DeepMind researchers have developed a neural network loosely modeled on mammalian brains to craft an artificially intelligent program capable of navigating through mazes.

The results were published in a paper in the journal Nature on Wednesday. DeepMind seems to think its work lifts the lid on how brains really work. We think not.

The team used a grid-cell neural network made up of three layers: a recurrent layer, a linear layer, and an output layer. It was trained by observing the paths of simulated rats shuffling about in a small 2D enclosure.

The virtual rats traced the edges of the square-shaped or circular enclosure without ever touching the walls. The grid-cell neural network received information about the direction and distance covered by the model rats over time as inputs, and was trained to predict the position of a simulated rat in its environment as output.

In 2005, Edvard Moser and May-Britt Moser discovered that when real rats were exploring mazes, the neurons in their brain's hippocampus (the bit that does emotions and memory) fired in hexagonal patterns. In 2014, together with John O’Keefe, they were awarded the Nobel Prize in Physiology or Medicine for discovering how the hexagonal neurons, dubbed grid cells, helped animals understand their position in space like an “internal GPS system.”

Magical, allegedly

The researchers at DeepMind also found that these hexagonal patterns “spontaneously emerged” in about a quarter of the units in the linear layer of its AI's grid-cell network.

It’s an interesting feature, but it shouldn’t be too surprising since similar results have previously been reported.
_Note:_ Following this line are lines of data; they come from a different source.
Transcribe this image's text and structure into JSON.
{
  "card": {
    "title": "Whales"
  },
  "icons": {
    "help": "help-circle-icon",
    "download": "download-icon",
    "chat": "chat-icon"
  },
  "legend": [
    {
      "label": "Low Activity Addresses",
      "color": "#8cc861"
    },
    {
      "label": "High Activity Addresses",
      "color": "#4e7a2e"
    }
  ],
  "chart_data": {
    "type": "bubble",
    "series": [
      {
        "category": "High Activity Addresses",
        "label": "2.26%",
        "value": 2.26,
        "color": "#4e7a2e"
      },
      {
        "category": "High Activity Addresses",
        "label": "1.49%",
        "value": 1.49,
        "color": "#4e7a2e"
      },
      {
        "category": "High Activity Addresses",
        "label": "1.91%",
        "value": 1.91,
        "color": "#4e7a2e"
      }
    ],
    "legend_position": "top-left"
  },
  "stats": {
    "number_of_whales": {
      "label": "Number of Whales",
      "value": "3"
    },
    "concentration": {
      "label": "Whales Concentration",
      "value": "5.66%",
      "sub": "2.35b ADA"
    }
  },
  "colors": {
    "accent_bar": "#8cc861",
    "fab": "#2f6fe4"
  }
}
A very similar paper (PDF) accepted at this year’s International Conference of Learning Representations conference (ICLR) reported pretty much the same results. An even older paper written by a trio of neuroscientists appeared in PLOS Biology in 2006.

Grid-cell neurons have been linked to the idea of “vector-based navigation" systems in biological brains. It appears these neurons help animals – including humans – work out the relative distance between two points by mapping the space between them as a series of grid cells. In effect, we use these grid-cell neurons to work out the gap between things, and thus our position in the world around us.

“Experimental evidence for the direct involvement of grid representations in goal-directed navigation is still lacking,” the DeepMind paper stated. Thus, the researchers decided to take their reinforcement-trained AI agent, pop it in various mazes, and saw that it could navigate through the passages to the goal. So far so good.


Crucially, when they performed the experiment without the AI's grid-cell neurons, the bot’s performance worsened. It was less effective at reaching the goal and did not find shortcuts. The paper by the DeepMind team is a little confusing, and it’s not quite clear what it is about the presence of the grid-cell neurons that makes AI agents and animals better at navigating their environments. We have asked DeepMind for more details.

The results do seem to support the idea that grid-cell neurons are useful for navigation, but it hasn’t really provided any new insights about how they nor how the brain works. Undeterred, DeepMind billed the work as "compelling."

Any claims that neural-network software can unlock our understanding of neuroscience should be taken with a pinch of salt, considering even neuroscientists aren’t quite sure how the brain works, and computer scientists certainly don’t fully understand how neural networks work either.

“The work showcases the potential of using artificial agents actively engaging in complex behaviours within realistic virtual environments to test theories of how the brain works,” Deepmind insisted in a blog post.